Balmorhea State Park to expand 7 times its size

BALMORHEA – Balmorhea State Park will soon stretch well beyond the walls lining its historic spring-fed pool, adding some 640 acres to the Far West Texas attraction.

The expansion could include nature trails and scenic views but won’t immediately be available for the public to access. The 643-acre acquisition has been seven years in the making and will vastly expand the park’s size from 108 acres to a total of 751 acres.

“This is an exciting acquisition not only from a conservation standpoint but also the opportunity to increase recreational activity for our visitors,” said Director of Texas State Parks Rodney Franklin in a press release.

“Wildlife viewing and hiking are core activities at our parks, and providing more space for this is critically important, particularly at Balmorhea State Park.”

The 600-acre land acquisition includes Carpenters Hill, a stretch of land originally part of the park when it was built by the Civilian Conservation Corps in the 1930s.

The acquisition was purchased through a federal conservation fund established by Congress in the 1960s to “invest in parks, preserve our history and protect our local, state, and national collection of lands and waters,” according to a press release from the Texas Parks and Wildlife Department. The fund uses earnings from offshore oil and gas leasing to make land and preservation investments.

While Texas parks have started reopening as the state lifts coronavirus restrictions, Balmorhea State Park remains closed.
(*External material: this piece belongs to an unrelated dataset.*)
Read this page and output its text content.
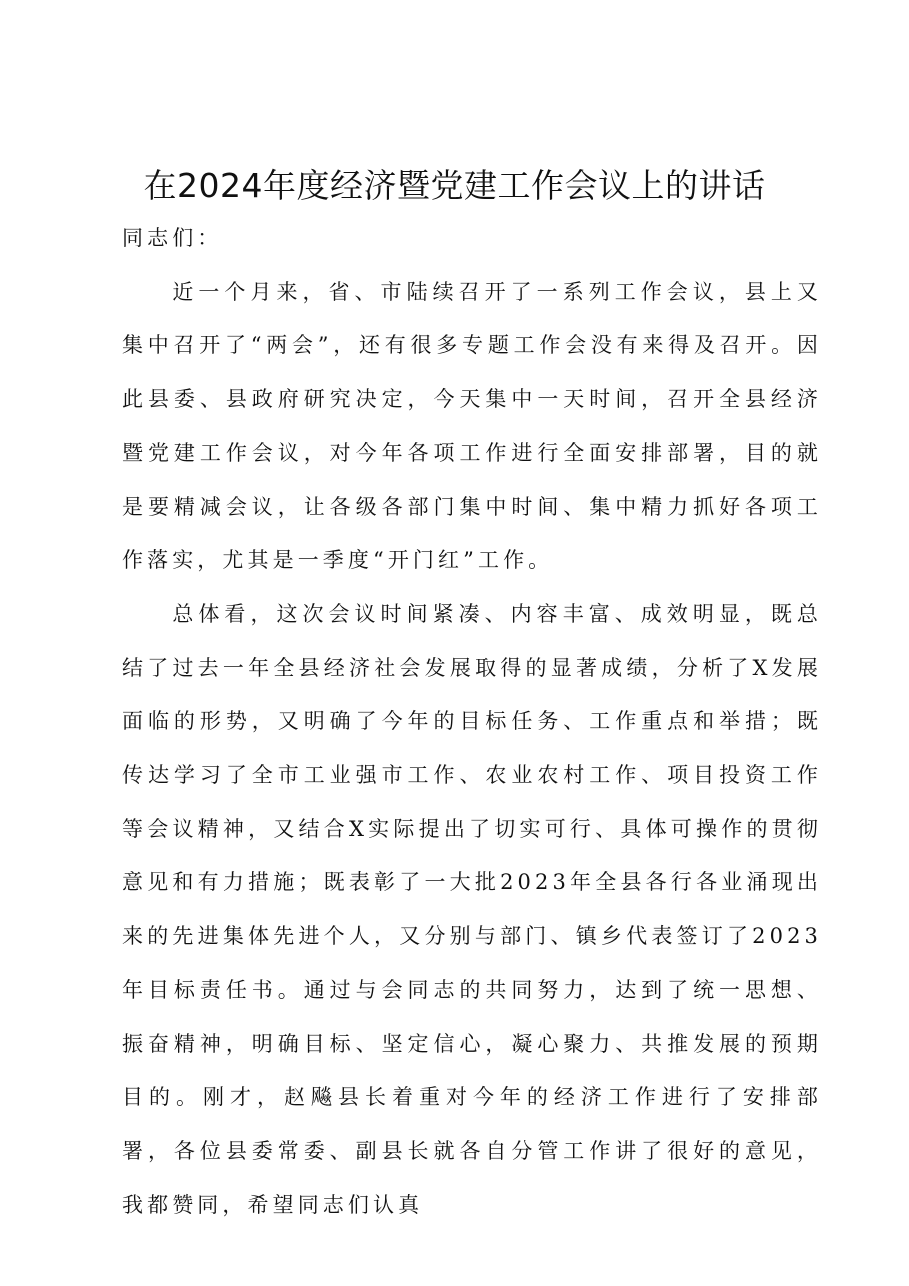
在2024年度经济暨党建工作会议上的讲话

同志们：

近一个月来，省、市陆续召开了一系列工作会议，县上又集中召开了“两会”，还有很多专题工作会没有来得及召开。因此县委、县政府研究决定，今天集中一天时间，召开全县经济暨党建工作会议，对今年各项工作进行全面安排部署，目的就是要精减会议，让各级各部门集中时间、集中精力抓好各项工作落实，尤其是一季度“开门红”工作。

总体看，这次会议时间紧凑、内容丰富、成效明显，既总结了过去一年全县经济社会发展取得的显著成绩，分析了X发展面临的形势，又明确了今年的目标任务、工作重点和举措；既传达学习了全市工业强市工作、农业农村工作、项目投资工作等会议精神，又结合X实际提出了切实可行、具体可操作的贯彻意见和有力措施；既表彰了一大批2023年全县各行各业涌现出来的先进集体先进个人，又分别与部门、镇乡代表签订了2023年目标责任书。通过与会同志的共同努力，达到了统一思想、振奋精神，明确目标、坚定信心，凝心聚力、共推发展的预期目的。刚才，赵飚县长着重对今年的经济工作进行了安排部署，各位县委常委、副县长就各自分管工作讲了很好的意见，我都赞同，希望同志们认真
The park closed last summer to fix extensive maintenance problems across the entire park.

Multiple contractors are working on a range of projects spanning from a complete overhaul of the park’s sewerage system to finishing long-standing repairs on campgrounds and the San Solomon Courts.

Since May 2018, the West Texas park has closed on three separate occasions — including the most recent closure — for a period that has spanned, so far, 19 months. The first two closures were partial and affected the pool area only. But the most recent closure, which began September 2019, has been park-wide.
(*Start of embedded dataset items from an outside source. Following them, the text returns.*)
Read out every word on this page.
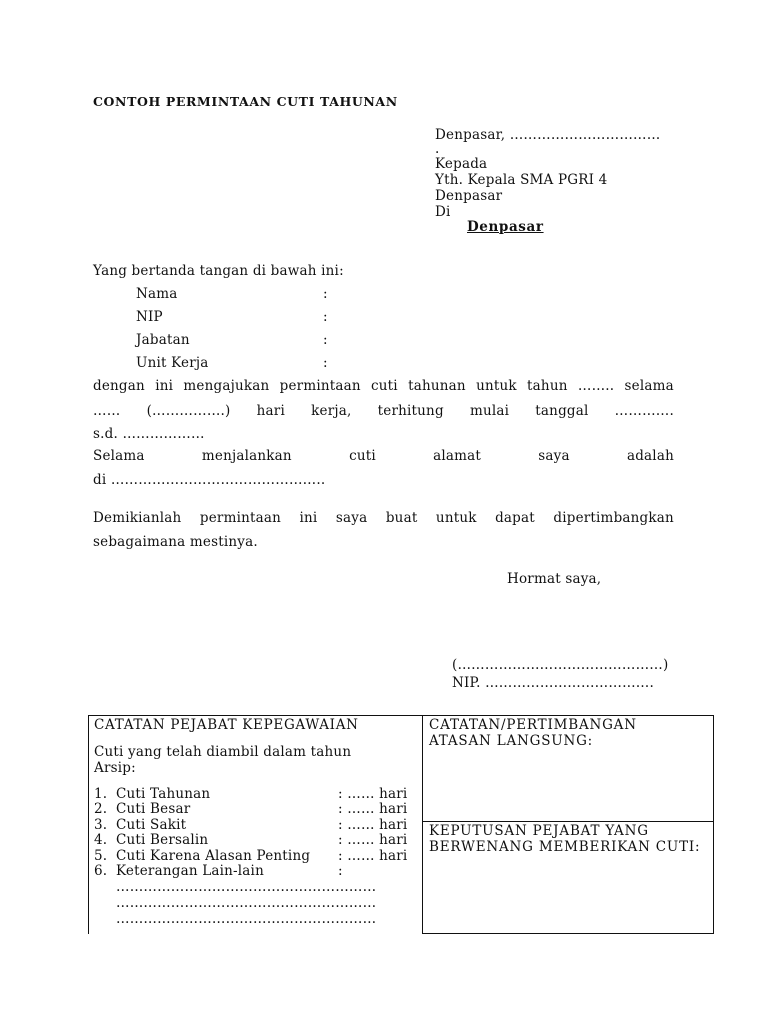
CONTOH PERMINTAAN CUTI TAHUNAN
Denpasar, ……………………………
.
Kepada
Yth. Kepala SMA PGRI 4
Denpasar
Di
Denpasar
Yang bertanda tangan di bawah ini:
Nama	:
NIP	:
Jabatan	:
Unit Kerja	:
dengan ini mengajukan permintaan cuti tahunan untuk tahun …….. selama
…… (…………….) hari kerja, terhitung mulai tanggal ………….
s.d. ………………
Selama	menjalankan	cuti	alamat	saya	adalah
di ………………………………………..
Demikianlah permintaan ini saya buat untuk dapat dipertimbangkan
sebagaimana mestinya.
Hormat saya,
(………………………………………)
NIP. ……………………………….
CATATAN PEJABAT KEPEGAWAIAN
Cuti yang telah diambil dalam tahun
Arsip:
1. Cuti Tahunan	: …… hari
2. Cuti Besar	: …… hari
3. Cuti Sakit	: …… hari
4. Cuti Bersalin	: …… hari
5. Cuti Karena Alasan Penting : …… hari
6. Keterangan Lain-lain	:
…………………………………………………
…………………………………………………
…………………………………………………
CATATAN/PERTIMBANGAN
ATASAN LANGSUNG:
KEPUTUSAN PEJABAT YANG
BERWENANG MEMBERIKAN CUTI:
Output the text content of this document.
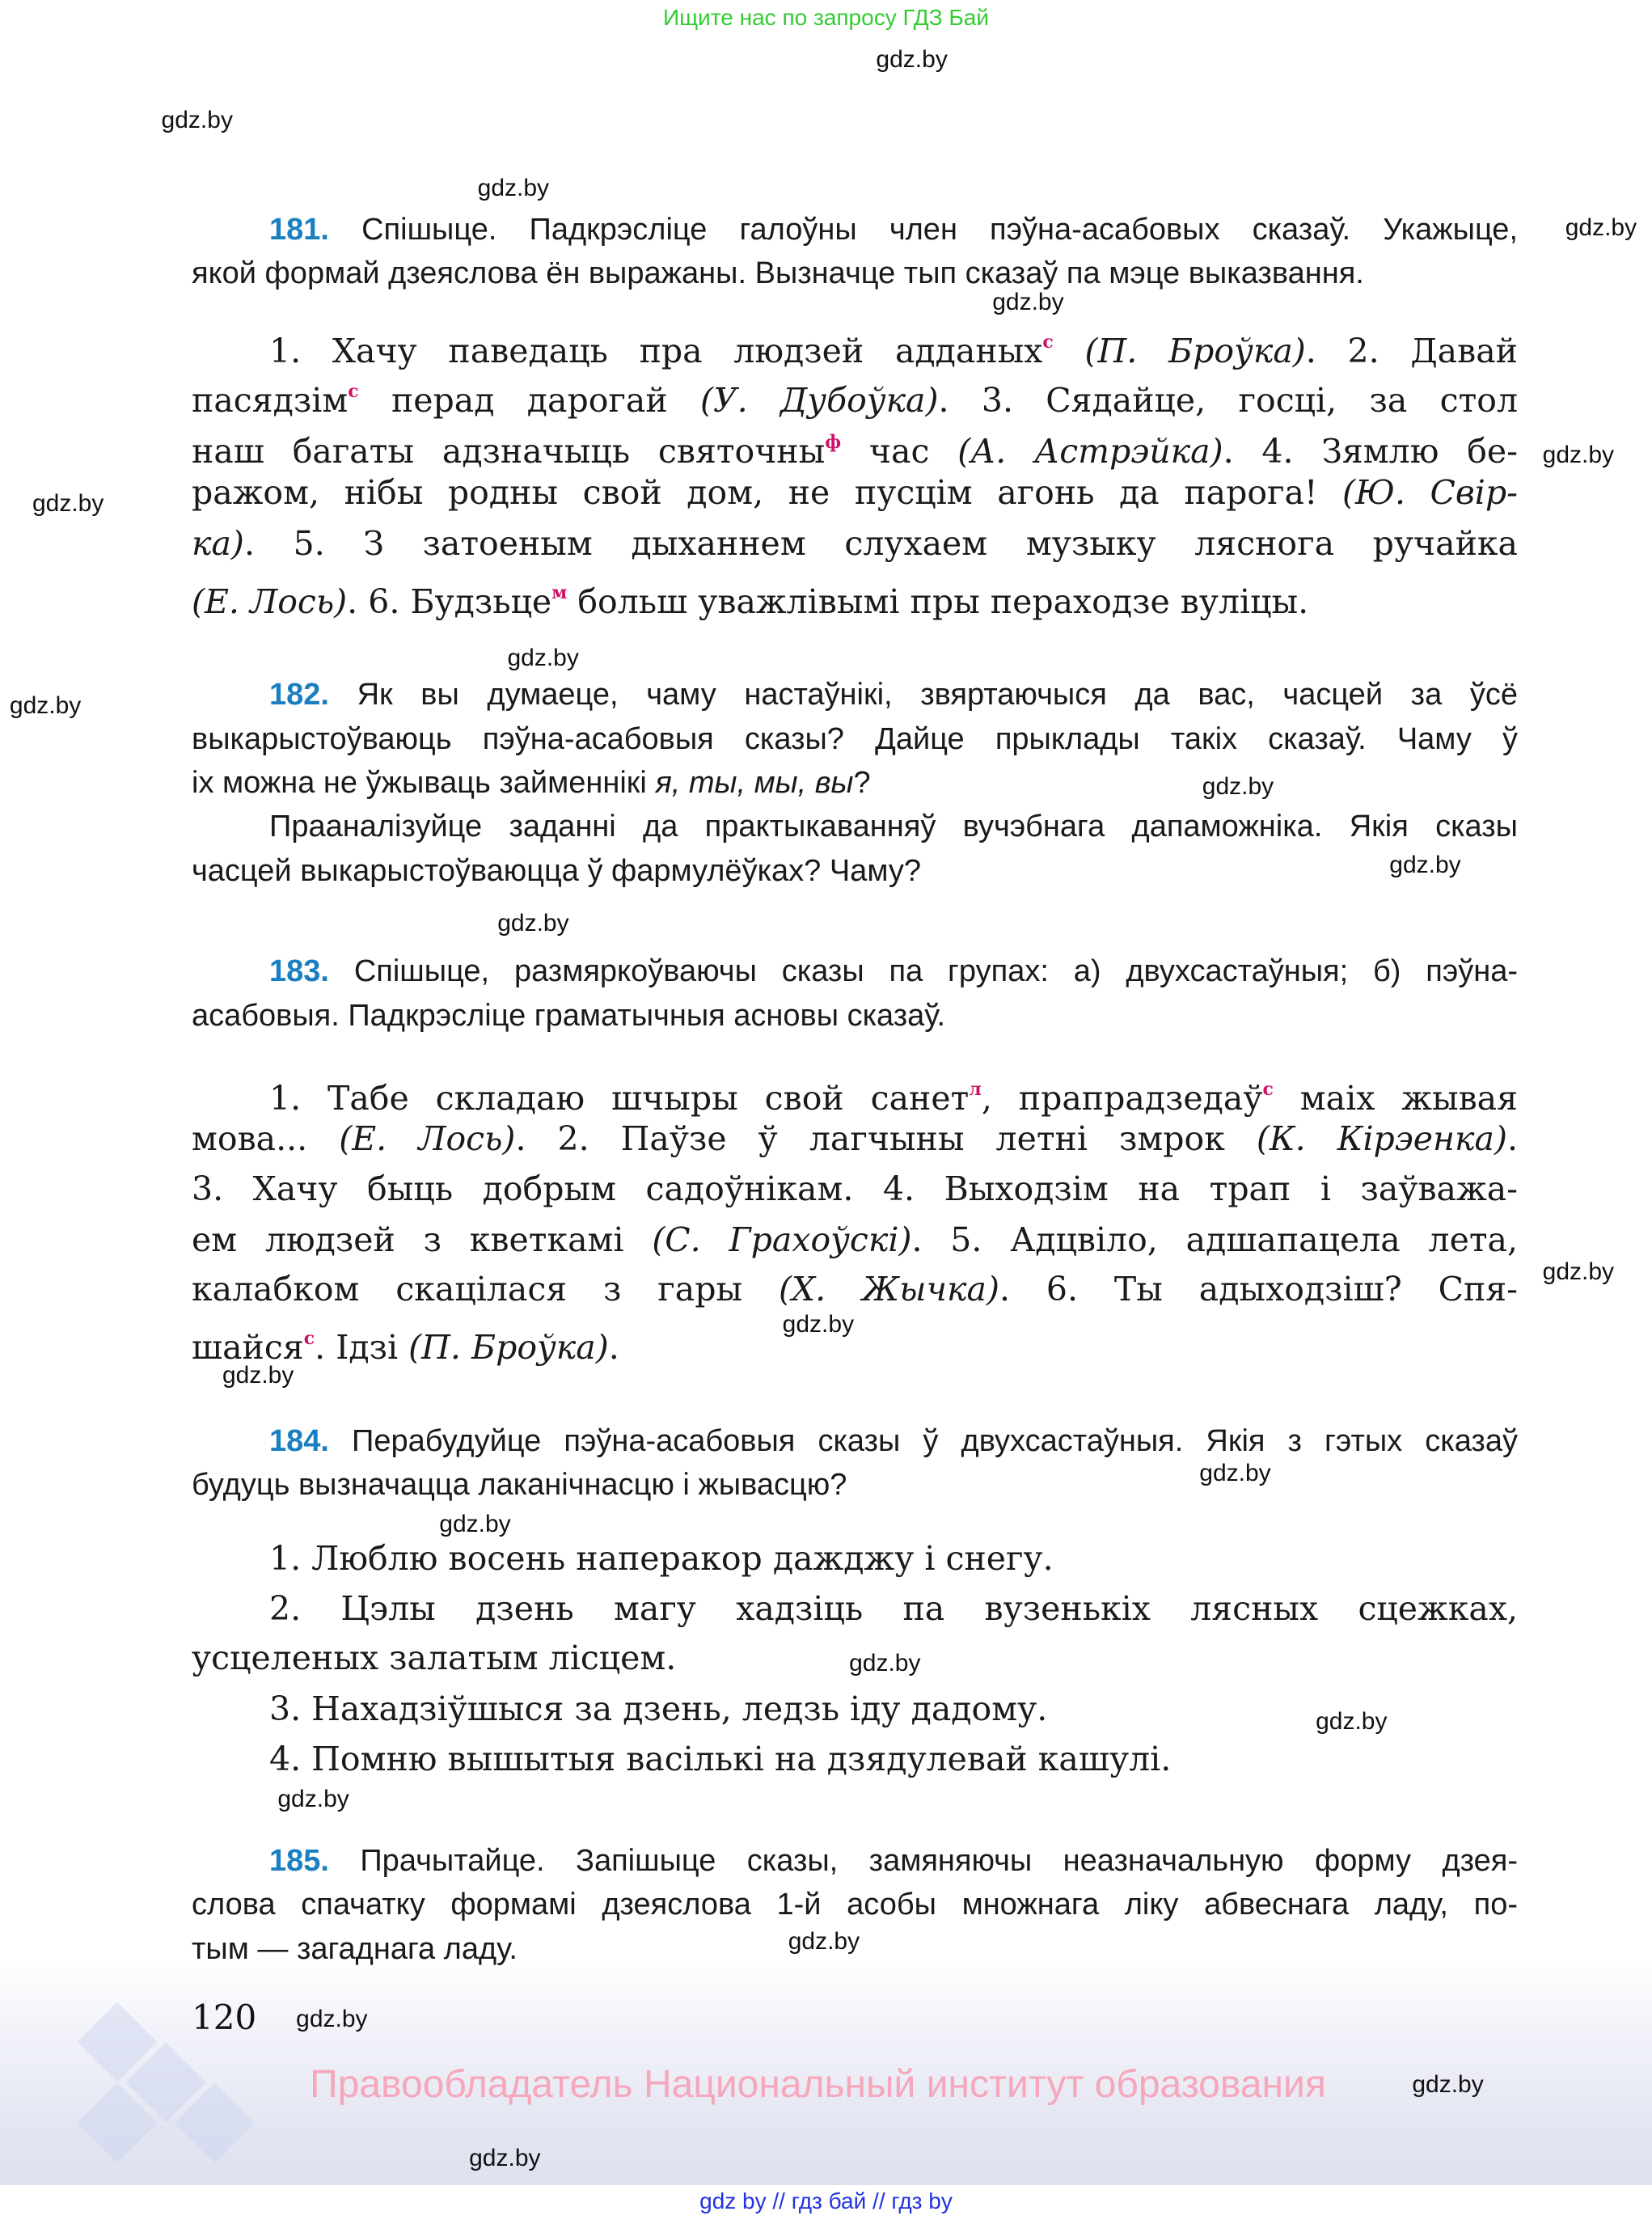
Ищите нас по запросу ГДЗ Бай
gdz.by
gdz.by
gdz.by
gdz.by
gdz.by
gdz.by
gdz.by
gdz.by
gdz.by
gdz.by
gdz.by
gdz.by
gdz.by
gdz.by
gdz.by
gdz.by
gdz.by
gdz.by
gdz.by
gdz.by
gdz.by
gdz.by
gdz.by
gdz.by
181. Спішыце. Падкрэсліце галоўны член пэўна-асабовых сказаў. Укажыце,
якой формай дзеяслова ён выражаны. Вызначце тып сказаў па мэце выказвання.
1. Хачу паведаць пра людзей адданых$^с$ (П. Броўка). 2. Давай
пасядзім$^с$ перад дарогай (У. Дубоўка). 3. Сядайце, госці, за стол
наш багаты адзначыць святочны$^ф$ час (А. Астрэйка). 4. Зямлю бе-
ражом, нібы родны свой дом, не пусцім агонь да парога! (Ю. Свір-
ка). 5. З затоеным дыханнем слухаем музыку ляснога ручайка
(Е. Лось). 6. Будзьце$^м$ больш уважлівымі пры пераходзе вуліцы.
182. Як вы думаеце, чаму настаўнікі, звяртаючыся да вас, часцей за ўсё
выкарыстоўваюць пэўна-асабовыя сказы? Дайце прыклады такіх сказаў. Чаму ў
іх можна не ўжываць займеннікі я, ты, мы, вы?
Прааналізуйце заданні да практыкаванняў вучэбнага дапаможніка. Якія сказы
часцей выкарыстоўваюцца ў фармулёўках? Чаму?
183. Спішыце, размяркоўваючы сказы па групах: а) двухсастаўныя; б) пэўна-
асабовыя. Падкрэсліце граматычныя асновы сказаў.
1. Табе складаю шчыры свой санет$^л$, прапрадзедаў$^с$ маіх жывая
мова... (Е. Лось). 2. Паўзе ў лагчыны летні змрок (К. Кірэенка).
3. Хачу быць добрым садоўнікам. 4. Выходзім на трап і заўважа-
ем людзей з кветкамі (С. Грахоўскі). 5. Адцвіло, адшапацела лета,
калабком скацілася з гары (Х. Жычка). 6. Ты адыходзіш? Спя-
шайся$^с$. Ідзі (П. Броўка).
184. Перабудуйце пэўна-асабовыя сказы ў двухсастаўныя. Якія з гэтых сказаў
будуць вызначацца лаканічнасцю і жывасцю?
1. Люблю восень наперакор дажджу і снегу.
2. Цэлы дзень магу хадзіць па вузенькіх лясных сцежках,
усцеленых залатым лісцем.
3. Нахадзіўшыся за дзень, ледзь іду дадому.
4. Помню вышытыя васількі на дзядулевай кашулі.
185. Прачытайце. Запішыце сказы, замяняючы неазначальную форму дзея-
слова спачатку формамі дзеяслова 1-й асобы множнага ліку абвеснага ладу, по-
тым — загаднага ладу.
120
Правообладатель Национальный институт образования
gdz by // гдз бай // гдз by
The pool’s most high-profile closure lasted nearly nine months while contractors made $2 million worth of repairs to a crack in the concrete lining underneath the high dive. The structural damage was first discovered during a 2018 pool cleaning. At that time, the park reopened as the swim season began.

In the last 10 years, visitation to the far West Texas swimming hole has greatly increased, causing the park to cap the daily number of visitors it allows.